What if Basecamp isn’t that good?

Like, I know people who hate Ticketmaster but still use them because they have no other choice. It’s hard to replace.

How hard is it to replace Basecamp? Alternatives are aplenty. Some might even be cheaper and better.

This is a big reason to carefully manage your image as a company leader. It’s so a big reason DEI is financially beneficial in the: because you aren’t shutting out your best employees and customers by being unwelcoming to them.

Don’t make negative waves and unforced errors that give your customers a reason to explore alternatives.


It’s not that basecamp is great or terrible. It’s that Duke is initiating churn for no user value.

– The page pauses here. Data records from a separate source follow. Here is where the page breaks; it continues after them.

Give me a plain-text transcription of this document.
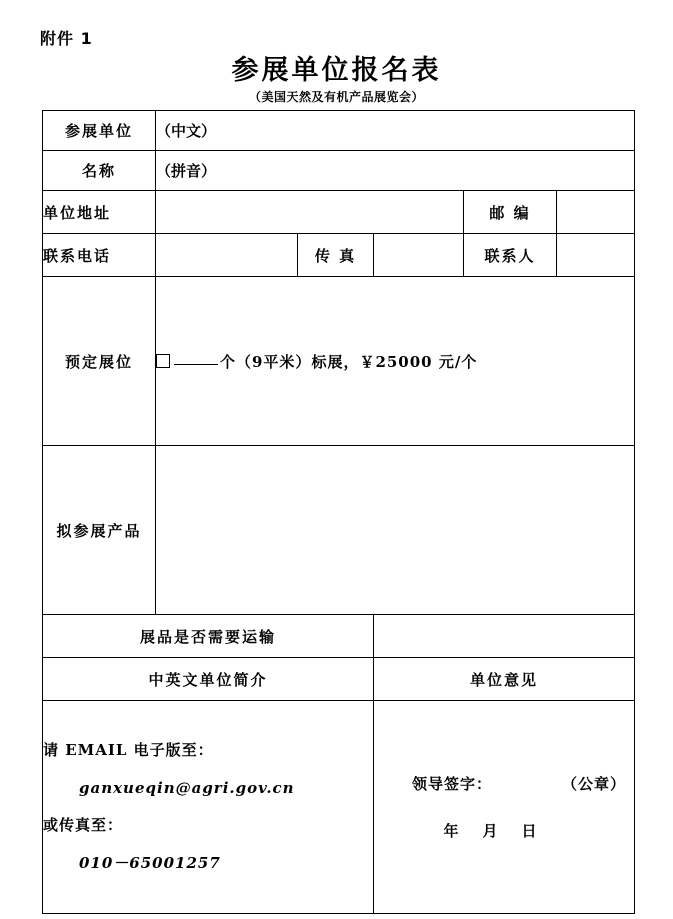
附件 1
参展单位报名表
（美国天然及有机产品展览会）
参展单位	（中文）				
名称	（拼音）				
单位地址				邮 编	
联系电话		传 真		联系人	
预定展位	个（9平米）标展，￥25000 元/个				
拟参展产品					
展品是否需要运输					
中英文单位简介			单位意见		

请 EMAIL 电子版至：
ganxueqin@agri.gov.cn
或传真至：
010－65001257

领导签字：	（公章）
年 月 日
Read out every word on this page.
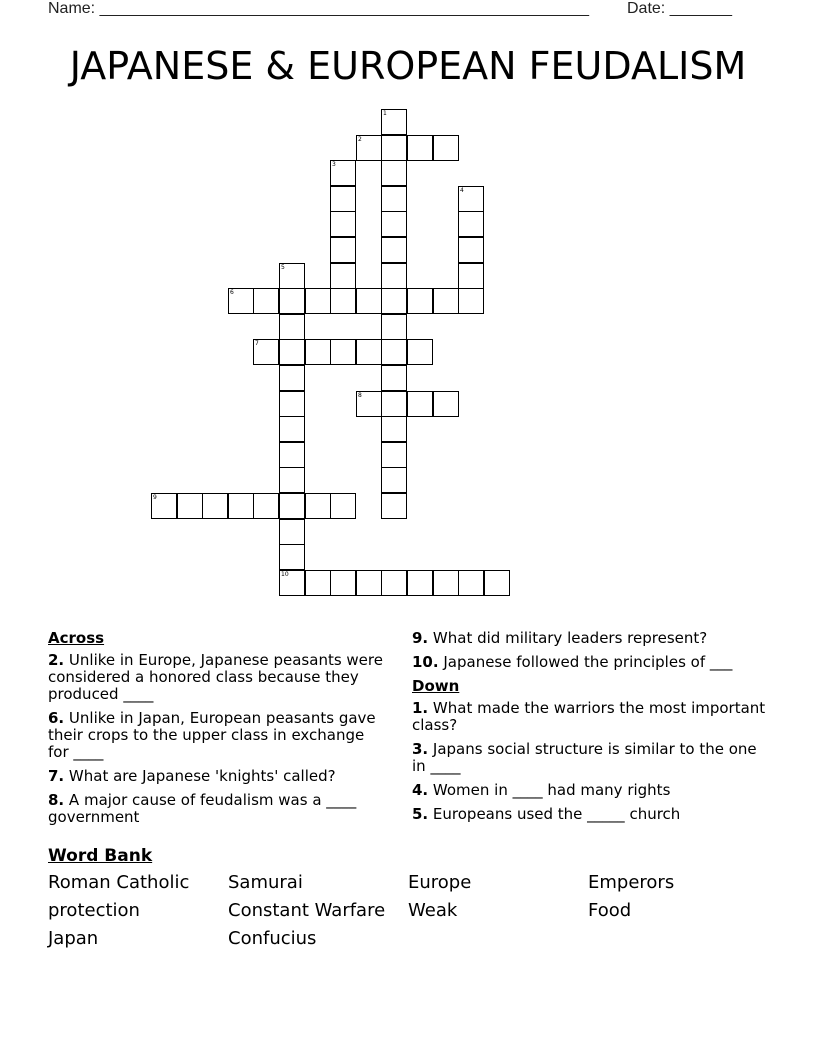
Name: _______________________________________________________ Date: _______
JAPANESE & EUROPEAN FEUDALISM
1
2
3
4
5
10
6
7
8
9
Across
2. Unlike in Europe, Japanese peasants were considered a honored class because they produced ____
6. Unlike in Japan, European peasants gave their crops to the upper class in exchange for ____
7. What are Japanese 'knights' called?
8. A major cause of feudalism was a ____ government
9. What did military leaders represent?
10. Japanese followed the principles of ___
Down
1. What made the warriors the most important class?
3. Japans social structure is similar to the one in ____
4. Women in ____ had many rights
5. Europeans used the _____ church
Word Bank
Roman Catholic	Samurai	Europe	Emperors
protection	Constant Warfare	Weak	Food
Japan	Confucius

Personally, I think basecamp is ok. But they definitely aren’t Ticketmaster.


That’s what I mean though, they aren’t Ticketmaster. They are easily replaceable.

“Initiating churn for no user value” that doesn’t mean anything. Basecamp was acting a fool and pissed off a group of purchase decision makers. And unlike companies like Ticketmaster or Apple/Google/Amazon, their product has a wide variety of alternatives.

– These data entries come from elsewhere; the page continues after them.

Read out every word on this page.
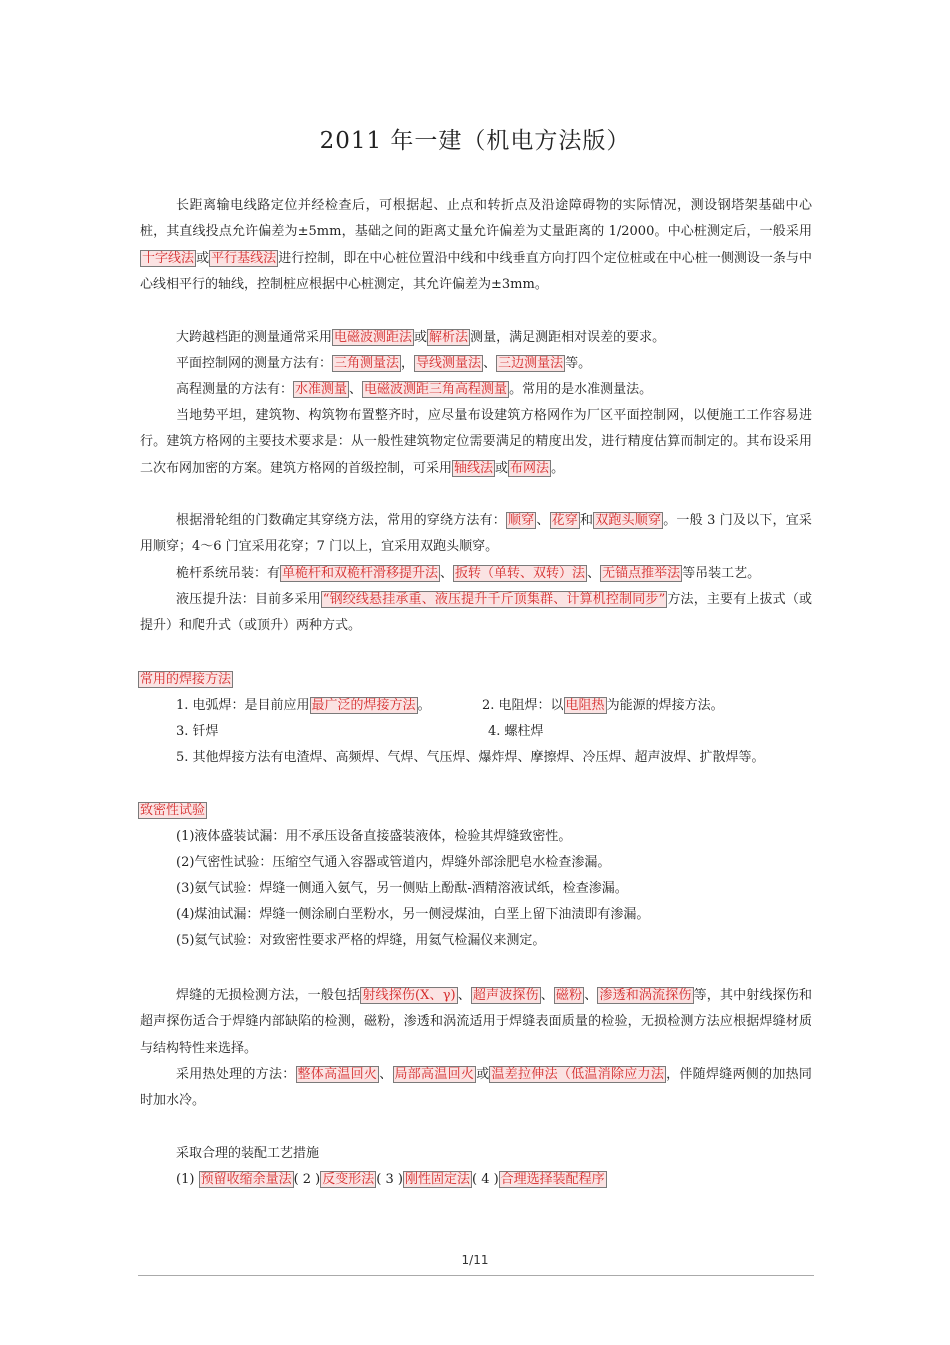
2011 年一建（机电方法版）

长距离输电线路定位并经检查后，可根据起、止点和转折点及沿途障碍物的实际情况，测设钢塔架基础中心桩，其直线投点允许偏差为±5mm，基础之间的距离丈量允许偏差为丈量距离的 1/2000。中心桩测定后，一般采用十字线法 或 平行基线法 进行控制，即在中心桩位置沿中线和中线垂直方向打四个定位桩或在中心桩一侧测设一条与中心线相平行的轴线，控制桩应根据中心桩测定，其允许偏差为±3mm。

大跨越档距的测量通常采用 电磁波测距法 或 解析法 测量，满足测距相对误差的要求。

平面控制网的测量方法有： 三角测量法 ， 导线测量法 、 三边测量法 等。

高程测量的方法有： 水准测量 、 电磁波测距三角高程测量 。常用的是水准测量法。

当地势平坦，建筑物、构筑物布置整齐时，应尽量布设建筑方格网作为厂区平面控制网，以便施工工作容易进行。建筑方格网的主要技术要求是：从一般性建筑物定位需要满足的精度出发，进行精度估算而制定的。其布设采用二次布网加密的方案。建筑方格网的首级控制，可采用 轴线法 或 布网法 。

根据滑轮组的门数确定其穿绕方法，常用的穿绕方法有： 顺穿 、 花穿 和 双跑头顺穿 。一般 3 门及以下，宜采用顺穿；4～6 门宜采用花穿；7 门以上，宜采用双跑头顺穿。

桅杆系统吊装：有 单桅杆和双桅杆滑移提升法 、 扳转（单转、双转）法 、 无锚点推举法 等吊装工艺。

液压提升法：目前多采用 “钢绞线悬挂承重、液压提升千斤顶集群、计算机控制同步” 方法，主要有上拔式（或提升）和爬升式（或顶升）两种方式。

常用的焊接方法
1. 电弧焊：是目前应用 最广泛的焊接方法 。	2. 电阻焊：以 电阻热 为能源的焊接方法。
3. 钎焊	4. 螺柱焊
5. 其他焊接方法有电渣焊、高频焊、气焊、气压焊、爆炸焊、摩擦焊、冷压焊、超声波焊、扩散焊等。
致密性试验
(1)液体盛装试漏：用不承压设备直接盛装液体，检验其焊缝致密性。
(2)气密性试验：压缩空气通入容器或管道内，焊缝外部涂肥皂水检查渗漏。
(3)氨气试验：焊缝一侧通入氨气，另一侧贴上酚酞-酒精溶液试纸，检查渗漏。
(4)煤油试漏：焊缝一侧涂刷白垩粉水，另一侧浸煤油，白垩上留下油渍即有渗漏。
(5)氦气试验：对致密性要求严格的焊缝，用氦气检漏仪来测定。

焊缝的无损检测方法，一般包括 射线探伤(X、γ) 、 超声波探伤 、 磁粉 、 渗透和涡流探伤 等，其中射线探伤和超声探伤适合于焊缝内部缺陷的检测，磁粉，渗透和涡流适用于焊缝表面质量的检验，无损检测方法应根据焊缝材质与结构特性来选择。

采用热处理的方法： 整体高温回火 、 局部高温回火 或 温差拉伸法（低温消除应力法 ，伴随焊缝两侧的加热同时加水冷。

采取合理的装配工艺措施
(1) 预留收缩余量法 ( 2 ) 反变形法 ( 3 ) 刚性固定法 ( 4 ) 合理选择装配程序
1/11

I am aware of a company that switched away from AWS to GCP just because Jeff Bezos did something specific that personally annoyed the CEO. There was no significant cost savings and the effort to switch was relatively large.


Oh sorry, I thought you meant TicketMaster is horrible but we must use them. I don’t think Basecamp is horrible, it’s ok.

> Initiating churn for no user value

What I meant by this is that changing tools is work. I do this when it helps me. Making me change part of my workflow is disruptive and I usually do this when it brings some value.

> switching off AWS because Bezos annoyed the CEO

I would probably plan on leaving a company that chose their cloud stack based on the ex-CEO’s actions. That’s a signal of complete stupidity or at least unpredictable chaos. I guess some people are good with this, but that drives me crazy as someone who builds things with tech. It’s a dumb thing to choose tech based on superficial things.

> acting the fool

Some people think this, some people don’t. Personally, I have no issues with what he said but typically don’t really care what CEOs say about affirmative action or whatever. I want to hear from people’s competence areas, not just common prerogatives. I don’t care their favorite flavor of ice cream either.

But buying or not buying their products based on what they say is not a good way to make decisions. As people will say many things over the years and I don’t want to be changing frequently.